Андропов озирнулся на зов, и тут же его словно невидимым подъемным краном вывернуло из седла. Некрасиво и раскорячисто упал он с вороной лошади на асфальт. Секунду-другую Андропов лежал на асфальте набережной бездвижно. Чуть шевелилась свободная, будто в ней не было ноги, генеральская штанина с лампасом. Полежав, Юрий Владимирович крупно вздрогнул, и все вокруг пришло в движение.
Конные и пешие, солдаты-маршалы-офицеры, потаскушки и просто бляди, да и всякий зевачий люд – заметушились вокруг. Полк остановил движение. Застыли лафеты. И тогда из невидимой дальней башни изошел луч. Черно-золотой, прерывистый. Словно трассирующей пулей, луч прочертил пространство от центра Москвы до цыганского поплавка-ресторана и кольнул распростертого на земле Андропова в сонную артерию. И тогда изо рта у лежащего на асфальте вылетело несколько галок, или по-южнорусски – гав. Гавы эти вмиг разлетелись в стороны. Большинство – в Замоскворечье, а одна на черно-серых крылышках спикировала на Таганку.

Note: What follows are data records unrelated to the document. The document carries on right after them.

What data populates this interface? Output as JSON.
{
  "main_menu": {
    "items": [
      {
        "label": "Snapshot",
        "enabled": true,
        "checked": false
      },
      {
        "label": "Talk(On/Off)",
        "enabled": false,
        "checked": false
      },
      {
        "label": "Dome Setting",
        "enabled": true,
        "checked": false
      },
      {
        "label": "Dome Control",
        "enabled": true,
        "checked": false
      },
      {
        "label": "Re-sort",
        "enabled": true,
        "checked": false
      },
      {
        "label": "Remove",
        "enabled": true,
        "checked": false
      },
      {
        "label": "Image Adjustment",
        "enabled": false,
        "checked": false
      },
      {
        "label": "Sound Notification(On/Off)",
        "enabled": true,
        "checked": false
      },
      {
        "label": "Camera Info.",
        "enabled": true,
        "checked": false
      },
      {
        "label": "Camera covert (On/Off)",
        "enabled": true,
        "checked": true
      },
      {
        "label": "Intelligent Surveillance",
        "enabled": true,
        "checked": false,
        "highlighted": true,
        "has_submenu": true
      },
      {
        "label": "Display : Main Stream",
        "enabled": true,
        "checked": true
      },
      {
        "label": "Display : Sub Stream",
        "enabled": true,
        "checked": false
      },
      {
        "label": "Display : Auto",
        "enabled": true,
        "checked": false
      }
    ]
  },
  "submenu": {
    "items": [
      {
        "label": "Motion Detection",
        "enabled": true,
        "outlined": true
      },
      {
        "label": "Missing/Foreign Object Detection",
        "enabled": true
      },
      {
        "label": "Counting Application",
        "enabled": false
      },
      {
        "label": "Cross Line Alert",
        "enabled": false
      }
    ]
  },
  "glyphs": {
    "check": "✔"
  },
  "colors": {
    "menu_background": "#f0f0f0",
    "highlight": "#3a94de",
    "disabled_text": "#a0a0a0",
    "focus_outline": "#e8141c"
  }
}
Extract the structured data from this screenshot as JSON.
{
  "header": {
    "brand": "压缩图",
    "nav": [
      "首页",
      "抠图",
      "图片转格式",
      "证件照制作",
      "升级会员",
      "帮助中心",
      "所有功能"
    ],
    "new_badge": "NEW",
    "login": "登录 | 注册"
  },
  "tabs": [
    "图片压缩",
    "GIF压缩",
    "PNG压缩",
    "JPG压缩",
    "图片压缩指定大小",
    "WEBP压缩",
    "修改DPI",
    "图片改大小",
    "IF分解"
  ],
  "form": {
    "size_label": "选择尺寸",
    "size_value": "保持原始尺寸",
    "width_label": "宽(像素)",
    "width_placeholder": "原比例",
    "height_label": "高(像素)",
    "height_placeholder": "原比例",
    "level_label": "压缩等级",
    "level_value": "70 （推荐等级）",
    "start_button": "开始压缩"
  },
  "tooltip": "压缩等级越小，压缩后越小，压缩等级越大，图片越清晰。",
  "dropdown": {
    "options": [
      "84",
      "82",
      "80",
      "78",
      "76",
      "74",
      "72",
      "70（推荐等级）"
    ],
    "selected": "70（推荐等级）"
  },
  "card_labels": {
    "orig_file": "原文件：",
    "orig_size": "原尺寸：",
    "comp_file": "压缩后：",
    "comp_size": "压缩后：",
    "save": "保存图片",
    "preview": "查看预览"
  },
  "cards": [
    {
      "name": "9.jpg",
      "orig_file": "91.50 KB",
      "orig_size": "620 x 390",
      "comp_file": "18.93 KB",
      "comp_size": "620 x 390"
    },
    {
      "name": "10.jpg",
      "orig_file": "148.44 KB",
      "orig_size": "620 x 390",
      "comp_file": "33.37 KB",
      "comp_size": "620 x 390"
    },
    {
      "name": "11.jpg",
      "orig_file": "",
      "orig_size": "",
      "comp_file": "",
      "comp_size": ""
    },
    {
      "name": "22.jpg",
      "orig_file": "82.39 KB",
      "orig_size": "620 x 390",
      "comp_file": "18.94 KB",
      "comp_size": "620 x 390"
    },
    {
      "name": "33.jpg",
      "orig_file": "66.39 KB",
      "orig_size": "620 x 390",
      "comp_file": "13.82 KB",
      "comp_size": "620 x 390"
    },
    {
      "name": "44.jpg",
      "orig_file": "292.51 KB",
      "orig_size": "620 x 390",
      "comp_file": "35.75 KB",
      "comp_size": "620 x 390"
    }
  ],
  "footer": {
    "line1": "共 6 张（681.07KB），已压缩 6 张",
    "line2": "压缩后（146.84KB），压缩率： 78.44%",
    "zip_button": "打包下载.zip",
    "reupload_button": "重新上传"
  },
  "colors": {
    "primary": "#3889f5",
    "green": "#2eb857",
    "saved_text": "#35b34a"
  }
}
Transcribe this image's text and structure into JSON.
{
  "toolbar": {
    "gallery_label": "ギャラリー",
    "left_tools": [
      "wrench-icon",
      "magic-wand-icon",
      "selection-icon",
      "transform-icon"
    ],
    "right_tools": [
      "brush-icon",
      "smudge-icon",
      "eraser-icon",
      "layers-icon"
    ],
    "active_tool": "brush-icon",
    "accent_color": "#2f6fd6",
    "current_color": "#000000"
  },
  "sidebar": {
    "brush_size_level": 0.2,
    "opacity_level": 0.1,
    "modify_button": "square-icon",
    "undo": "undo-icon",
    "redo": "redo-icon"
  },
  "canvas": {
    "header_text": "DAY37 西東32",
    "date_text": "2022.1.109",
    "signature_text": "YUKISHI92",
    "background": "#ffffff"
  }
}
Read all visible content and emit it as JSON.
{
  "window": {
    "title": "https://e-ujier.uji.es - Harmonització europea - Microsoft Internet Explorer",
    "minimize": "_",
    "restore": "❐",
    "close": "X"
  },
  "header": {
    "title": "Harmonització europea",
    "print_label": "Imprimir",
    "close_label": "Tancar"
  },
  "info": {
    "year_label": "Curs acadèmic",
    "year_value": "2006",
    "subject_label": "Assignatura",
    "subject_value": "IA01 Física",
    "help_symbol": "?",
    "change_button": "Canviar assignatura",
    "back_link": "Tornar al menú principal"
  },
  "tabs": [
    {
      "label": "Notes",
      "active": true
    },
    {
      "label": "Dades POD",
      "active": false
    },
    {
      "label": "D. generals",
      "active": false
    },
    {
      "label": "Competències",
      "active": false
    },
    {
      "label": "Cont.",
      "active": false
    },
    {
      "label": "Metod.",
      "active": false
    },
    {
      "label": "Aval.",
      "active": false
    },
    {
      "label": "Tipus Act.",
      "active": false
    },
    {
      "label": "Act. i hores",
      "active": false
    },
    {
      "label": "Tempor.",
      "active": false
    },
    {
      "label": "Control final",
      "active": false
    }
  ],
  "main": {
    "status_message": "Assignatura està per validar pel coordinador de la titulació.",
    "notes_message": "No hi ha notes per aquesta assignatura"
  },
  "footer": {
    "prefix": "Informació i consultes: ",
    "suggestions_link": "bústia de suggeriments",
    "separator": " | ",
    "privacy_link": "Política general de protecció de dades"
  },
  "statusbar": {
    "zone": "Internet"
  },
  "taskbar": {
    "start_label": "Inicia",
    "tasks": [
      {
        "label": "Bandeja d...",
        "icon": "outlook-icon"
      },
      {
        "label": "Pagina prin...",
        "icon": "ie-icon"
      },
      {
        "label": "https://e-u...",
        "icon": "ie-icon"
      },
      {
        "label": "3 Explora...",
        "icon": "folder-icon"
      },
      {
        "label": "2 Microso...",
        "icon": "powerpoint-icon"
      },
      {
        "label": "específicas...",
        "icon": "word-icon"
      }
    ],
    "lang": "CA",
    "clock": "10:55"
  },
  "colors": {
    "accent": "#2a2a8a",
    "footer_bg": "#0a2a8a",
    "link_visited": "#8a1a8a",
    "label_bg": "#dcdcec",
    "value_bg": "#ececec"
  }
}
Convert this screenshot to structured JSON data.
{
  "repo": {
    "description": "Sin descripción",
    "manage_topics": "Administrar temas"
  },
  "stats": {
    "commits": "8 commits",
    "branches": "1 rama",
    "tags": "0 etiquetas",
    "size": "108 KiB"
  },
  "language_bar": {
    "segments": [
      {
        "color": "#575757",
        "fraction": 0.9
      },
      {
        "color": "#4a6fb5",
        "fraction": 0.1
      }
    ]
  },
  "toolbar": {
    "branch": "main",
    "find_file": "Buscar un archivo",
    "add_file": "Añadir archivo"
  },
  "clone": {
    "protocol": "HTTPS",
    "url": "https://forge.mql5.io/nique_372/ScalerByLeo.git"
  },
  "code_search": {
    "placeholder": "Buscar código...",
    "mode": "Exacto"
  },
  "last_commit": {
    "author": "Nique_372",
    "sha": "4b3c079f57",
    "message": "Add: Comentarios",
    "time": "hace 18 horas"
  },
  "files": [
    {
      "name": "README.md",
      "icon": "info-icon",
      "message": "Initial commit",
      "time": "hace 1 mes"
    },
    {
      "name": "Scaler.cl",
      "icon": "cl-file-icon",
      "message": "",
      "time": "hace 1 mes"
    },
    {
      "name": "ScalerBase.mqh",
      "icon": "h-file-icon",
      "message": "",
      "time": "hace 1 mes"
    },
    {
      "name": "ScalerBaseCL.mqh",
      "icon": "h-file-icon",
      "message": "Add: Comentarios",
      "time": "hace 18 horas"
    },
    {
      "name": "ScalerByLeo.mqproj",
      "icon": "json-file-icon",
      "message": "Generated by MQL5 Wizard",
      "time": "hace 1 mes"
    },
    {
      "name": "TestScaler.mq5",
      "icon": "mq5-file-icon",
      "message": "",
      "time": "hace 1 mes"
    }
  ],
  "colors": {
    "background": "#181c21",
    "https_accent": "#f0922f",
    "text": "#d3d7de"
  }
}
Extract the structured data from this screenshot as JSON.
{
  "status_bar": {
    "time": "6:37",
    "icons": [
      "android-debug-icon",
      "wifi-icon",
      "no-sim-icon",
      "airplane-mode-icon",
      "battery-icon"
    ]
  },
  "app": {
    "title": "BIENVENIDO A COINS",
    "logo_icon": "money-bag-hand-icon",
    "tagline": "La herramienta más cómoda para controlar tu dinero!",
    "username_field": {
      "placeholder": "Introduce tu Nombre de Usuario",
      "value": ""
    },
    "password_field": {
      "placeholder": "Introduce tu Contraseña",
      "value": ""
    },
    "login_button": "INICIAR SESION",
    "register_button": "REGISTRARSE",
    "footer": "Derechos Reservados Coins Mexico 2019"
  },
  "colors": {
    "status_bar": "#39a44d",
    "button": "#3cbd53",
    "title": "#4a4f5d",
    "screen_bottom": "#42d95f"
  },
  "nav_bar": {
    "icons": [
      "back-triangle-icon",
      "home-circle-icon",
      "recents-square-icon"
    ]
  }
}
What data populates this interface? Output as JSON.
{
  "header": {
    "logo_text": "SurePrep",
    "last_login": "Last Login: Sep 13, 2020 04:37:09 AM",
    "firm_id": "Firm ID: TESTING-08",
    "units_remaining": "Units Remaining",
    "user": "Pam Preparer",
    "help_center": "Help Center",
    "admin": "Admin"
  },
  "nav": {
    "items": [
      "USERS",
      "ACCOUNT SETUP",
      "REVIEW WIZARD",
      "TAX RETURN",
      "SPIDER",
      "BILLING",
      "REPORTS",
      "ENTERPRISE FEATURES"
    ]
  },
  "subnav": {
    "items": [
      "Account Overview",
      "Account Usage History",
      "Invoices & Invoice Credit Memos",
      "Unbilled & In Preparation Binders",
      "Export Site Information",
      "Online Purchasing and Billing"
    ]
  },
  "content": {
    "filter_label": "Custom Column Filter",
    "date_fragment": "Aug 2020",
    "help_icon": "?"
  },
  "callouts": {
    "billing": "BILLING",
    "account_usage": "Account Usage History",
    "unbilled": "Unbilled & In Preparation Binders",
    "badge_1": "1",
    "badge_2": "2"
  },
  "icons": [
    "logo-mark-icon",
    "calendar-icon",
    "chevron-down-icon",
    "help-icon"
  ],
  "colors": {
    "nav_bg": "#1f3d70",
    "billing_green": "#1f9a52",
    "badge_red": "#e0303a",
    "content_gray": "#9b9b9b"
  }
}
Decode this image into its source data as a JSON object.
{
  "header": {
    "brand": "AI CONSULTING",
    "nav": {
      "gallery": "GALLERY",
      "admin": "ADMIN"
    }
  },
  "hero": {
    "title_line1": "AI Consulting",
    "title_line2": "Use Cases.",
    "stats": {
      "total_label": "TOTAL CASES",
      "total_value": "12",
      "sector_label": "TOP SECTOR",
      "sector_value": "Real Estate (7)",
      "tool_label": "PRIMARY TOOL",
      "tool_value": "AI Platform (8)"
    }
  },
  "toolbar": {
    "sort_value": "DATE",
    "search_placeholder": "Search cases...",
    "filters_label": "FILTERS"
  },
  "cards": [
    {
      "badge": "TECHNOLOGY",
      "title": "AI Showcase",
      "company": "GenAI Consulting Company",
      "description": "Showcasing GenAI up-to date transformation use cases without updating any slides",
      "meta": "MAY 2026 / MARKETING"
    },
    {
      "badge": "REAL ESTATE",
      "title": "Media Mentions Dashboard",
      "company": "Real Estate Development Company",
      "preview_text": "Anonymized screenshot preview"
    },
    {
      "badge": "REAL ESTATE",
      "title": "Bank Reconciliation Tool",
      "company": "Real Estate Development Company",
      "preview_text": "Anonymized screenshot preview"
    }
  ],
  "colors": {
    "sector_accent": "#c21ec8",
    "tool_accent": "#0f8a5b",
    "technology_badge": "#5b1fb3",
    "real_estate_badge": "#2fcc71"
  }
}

Никто этих гав не видел. А ты видел! И они показались тебе душой упавшего, душой разбившейся на черно-серые, пушистые и теперь уже безвредные комочки.
Суета над телом продолжалась. Кони нервно переступали ногами на месте, было на набережной тесно, людно, и лишь твоя собственная, не имеющая ко всему этому отношения жизнь шаталась близ полка неприкаянно!
«Только ты, моя жизнь, выскочившая на минуту из тела и вмиг добежавшая от ворот Иерусалима до римских, осыпающихся мелкими камнями ворот и возвратившаяся на московскую набережную, печалилась о том, что будет…»
– Так что будем делать? – еще раз спросила так и не заснувшая О-Ё-Ёй. Все это время, пока внутри меня потрескивал «легкий кинематограф прозы», она – я чувствовал это и локтем, и спиной – не шевелилась.
– З-з-запишем сон про Андропова, – чуть заикаясь, сказал я.
– Сон? Ты же не спал. Сам с собой разговариваешь, а потом жалуешься, что тебя никто не понимает.
– Андропову – конец! Его на лафете повезут. Правда, когда – не знаю. Давай про его конец запишем!
– Про какой еще конец? – прыснула О-Ё-Ёй смехом человека, вдруг догадавшегося: перед ним пьяный. – Он же пока еще ничего не начинал. Ты что, уже успел набраться? Где? В общаге?
– Я был в институте. У меня отобрали Витачека.
– А что… давно пора! – не очень веря в отъем скрипки, усмехнулась О-Ё-Ёй. Но, глянув на мой опущенный нос и отвисшие губы, поправилась: – Давно пора тебе рассказик про скрипку закончить. А то несешь ерунду всякую…
– Хрен с ними, с рассказами! Перелезай ко мне поближе. Меня ведь еще из общаги выселили!
Все, что было в том времени тайного, – тайным осталось.
Все, о чем надо до поры умолчать, – колом воткну себе в горло.
Все, что было невыразимого, – невыразимым останется.
Все, что было выразимо, – отвердело на дне стаканов.
Никто не говорит о том времени правды.
Ни те, что бредут сейчас мимо Стены Плача в Иерусалиме, ни те, что обрызгивают мочой белые стены в Афинах, ни резиновые теннисистки из Чехии, ни дешевые флейтистки из Монреаля.